Nos dias seguintes à publicação da história e apresentação do iPhone 4, na segunda passada, o Gizmodo virou uma espécie de centro nevrálgico do mundo geek. Houve de tudo, de gente achando que era um Primeiro de Abril atrasado, a gente convencida de que tudo não passava de um golpe de marketing da Apple. Devo confessar que a minha primeira reação foi essa também. Depois, lendo a matéria, percebi que estava diante de um caso clássico de falha humana.
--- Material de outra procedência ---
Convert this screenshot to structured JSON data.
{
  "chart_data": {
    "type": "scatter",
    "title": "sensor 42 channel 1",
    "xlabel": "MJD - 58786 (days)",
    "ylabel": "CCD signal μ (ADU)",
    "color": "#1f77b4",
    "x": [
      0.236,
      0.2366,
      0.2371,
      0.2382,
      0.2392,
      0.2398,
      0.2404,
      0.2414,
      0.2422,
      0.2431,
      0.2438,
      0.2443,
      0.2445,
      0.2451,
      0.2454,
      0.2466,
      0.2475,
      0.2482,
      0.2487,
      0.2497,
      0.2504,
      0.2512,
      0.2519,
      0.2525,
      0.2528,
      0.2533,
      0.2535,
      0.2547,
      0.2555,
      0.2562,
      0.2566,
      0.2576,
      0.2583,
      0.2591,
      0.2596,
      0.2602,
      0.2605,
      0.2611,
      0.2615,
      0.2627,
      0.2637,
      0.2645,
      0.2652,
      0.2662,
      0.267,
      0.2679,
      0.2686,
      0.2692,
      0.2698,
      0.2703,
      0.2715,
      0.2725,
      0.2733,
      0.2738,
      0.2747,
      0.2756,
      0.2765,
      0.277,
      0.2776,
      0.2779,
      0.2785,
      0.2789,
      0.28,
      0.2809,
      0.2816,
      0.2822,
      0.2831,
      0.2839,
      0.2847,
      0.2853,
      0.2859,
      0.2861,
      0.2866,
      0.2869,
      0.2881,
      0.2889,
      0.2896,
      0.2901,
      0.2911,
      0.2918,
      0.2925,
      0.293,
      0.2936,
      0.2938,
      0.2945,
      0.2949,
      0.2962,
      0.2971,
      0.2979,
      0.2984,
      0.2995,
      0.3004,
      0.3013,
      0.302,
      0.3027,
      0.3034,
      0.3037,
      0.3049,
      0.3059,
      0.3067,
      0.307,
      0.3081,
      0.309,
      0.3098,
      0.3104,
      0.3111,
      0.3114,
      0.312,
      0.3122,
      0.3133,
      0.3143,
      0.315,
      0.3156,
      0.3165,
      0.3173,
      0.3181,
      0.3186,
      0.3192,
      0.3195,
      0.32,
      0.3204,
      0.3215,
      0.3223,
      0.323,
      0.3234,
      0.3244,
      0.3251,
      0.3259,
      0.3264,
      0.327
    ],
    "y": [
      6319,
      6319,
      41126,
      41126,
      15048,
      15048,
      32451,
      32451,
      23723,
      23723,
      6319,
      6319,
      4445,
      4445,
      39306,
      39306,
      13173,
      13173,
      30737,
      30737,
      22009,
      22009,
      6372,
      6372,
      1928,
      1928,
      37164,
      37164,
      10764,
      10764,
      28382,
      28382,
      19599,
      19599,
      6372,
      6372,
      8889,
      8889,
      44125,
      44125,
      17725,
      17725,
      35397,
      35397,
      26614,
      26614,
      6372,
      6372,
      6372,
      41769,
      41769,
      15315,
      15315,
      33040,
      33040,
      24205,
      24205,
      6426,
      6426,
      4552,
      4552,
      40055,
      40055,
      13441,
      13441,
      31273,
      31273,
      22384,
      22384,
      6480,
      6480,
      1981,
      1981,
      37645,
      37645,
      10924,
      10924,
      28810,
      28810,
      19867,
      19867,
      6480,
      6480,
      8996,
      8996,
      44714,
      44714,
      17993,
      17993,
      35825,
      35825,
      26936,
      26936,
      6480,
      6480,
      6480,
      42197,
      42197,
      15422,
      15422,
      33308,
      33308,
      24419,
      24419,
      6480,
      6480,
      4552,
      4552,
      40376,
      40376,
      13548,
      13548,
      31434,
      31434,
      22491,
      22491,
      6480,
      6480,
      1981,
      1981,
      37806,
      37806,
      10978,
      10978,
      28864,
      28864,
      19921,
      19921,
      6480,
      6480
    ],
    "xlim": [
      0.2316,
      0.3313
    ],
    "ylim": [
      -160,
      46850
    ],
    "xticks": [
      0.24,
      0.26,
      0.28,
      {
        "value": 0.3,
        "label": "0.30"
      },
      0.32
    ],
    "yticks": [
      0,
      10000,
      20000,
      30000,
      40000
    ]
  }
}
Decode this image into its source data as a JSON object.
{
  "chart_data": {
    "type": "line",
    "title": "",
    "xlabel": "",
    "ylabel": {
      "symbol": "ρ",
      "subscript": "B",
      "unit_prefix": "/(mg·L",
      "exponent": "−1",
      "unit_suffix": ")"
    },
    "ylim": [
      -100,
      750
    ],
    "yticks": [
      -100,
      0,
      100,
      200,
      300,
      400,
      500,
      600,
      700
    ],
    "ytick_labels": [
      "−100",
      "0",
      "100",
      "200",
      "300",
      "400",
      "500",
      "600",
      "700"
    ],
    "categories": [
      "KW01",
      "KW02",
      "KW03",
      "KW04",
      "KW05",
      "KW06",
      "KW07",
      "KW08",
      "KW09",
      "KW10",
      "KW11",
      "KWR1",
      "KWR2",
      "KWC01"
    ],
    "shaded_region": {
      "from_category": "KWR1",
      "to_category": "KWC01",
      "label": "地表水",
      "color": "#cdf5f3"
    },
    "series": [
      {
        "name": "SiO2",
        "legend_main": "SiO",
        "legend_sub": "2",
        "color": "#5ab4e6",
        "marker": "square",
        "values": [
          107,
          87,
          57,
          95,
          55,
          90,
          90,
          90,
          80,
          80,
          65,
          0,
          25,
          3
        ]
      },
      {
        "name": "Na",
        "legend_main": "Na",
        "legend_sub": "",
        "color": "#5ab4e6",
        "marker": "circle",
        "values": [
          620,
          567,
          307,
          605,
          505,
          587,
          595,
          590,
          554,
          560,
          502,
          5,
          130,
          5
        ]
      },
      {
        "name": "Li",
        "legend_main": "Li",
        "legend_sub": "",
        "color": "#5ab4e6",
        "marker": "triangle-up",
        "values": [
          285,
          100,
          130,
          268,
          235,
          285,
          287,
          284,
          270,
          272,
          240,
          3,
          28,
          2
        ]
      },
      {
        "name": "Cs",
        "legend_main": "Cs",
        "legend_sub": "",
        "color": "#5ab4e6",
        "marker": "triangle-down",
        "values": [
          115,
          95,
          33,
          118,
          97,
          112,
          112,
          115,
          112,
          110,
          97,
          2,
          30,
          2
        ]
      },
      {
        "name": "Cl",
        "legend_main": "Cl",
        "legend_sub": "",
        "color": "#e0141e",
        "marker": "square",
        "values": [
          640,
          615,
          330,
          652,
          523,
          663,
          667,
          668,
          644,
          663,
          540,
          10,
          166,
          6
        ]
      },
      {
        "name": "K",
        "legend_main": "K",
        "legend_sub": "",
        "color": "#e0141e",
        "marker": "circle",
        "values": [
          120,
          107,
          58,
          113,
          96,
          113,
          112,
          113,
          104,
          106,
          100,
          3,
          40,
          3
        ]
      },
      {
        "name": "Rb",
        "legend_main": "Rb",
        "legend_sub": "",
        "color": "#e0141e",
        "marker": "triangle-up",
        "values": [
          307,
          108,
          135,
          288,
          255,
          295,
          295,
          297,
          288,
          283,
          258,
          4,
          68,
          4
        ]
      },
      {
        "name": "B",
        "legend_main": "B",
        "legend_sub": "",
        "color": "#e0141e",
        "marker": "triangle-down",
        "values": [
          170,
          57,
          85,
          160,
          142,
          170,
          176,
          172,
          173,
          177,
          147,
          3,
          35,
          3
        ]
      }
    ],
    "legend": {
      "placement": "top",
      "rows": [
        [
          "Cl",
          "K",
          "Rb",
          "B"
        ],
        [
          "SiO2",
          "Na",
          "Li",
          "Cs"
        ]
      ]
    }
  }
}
Empresas que testam protótipos fora de “casa” e de um ambiente fechado a sete chaves devem aprender a contar com este elemento; se não contam, são burras mesmo, por mais inteligentes que sejam.

O mais esquisito é que houve, e há, gente que acha que o Gizmodo não deveria ter publicado a reportagem sobre o celular. Estão malucos?! A troco de quê o site perderia esta oportunidade?! A matéria seria anti-ética se o telefone houvesse sido apresentado pela Apple com toda a boa fé e o site tivesse assinado um NDA (Non-Disclosure Agreement). Como foi, cabia à Apple cuidar melhor do que era seu. Ponto.

Onde o Gizmodo pisou na bola, a meu ver, foi em entregar o pobre do engenheiro distraído, ainda mais com o tom ligeiramente debochado que usou. Sim, a Apple saberia logo quem perdeu o protótipo e o nome logo se espalharia pela comunidade de Cupertino, que não é lá tão grande; mas ele não ficaria exposto para sempre na internet como aquele cara que bebeu mal.

E o celular? Ah, sim: tem dois botões de volume, uma câmera com flash e uma câmera frontal. Nada que um bom smartphone não tenha há tempos.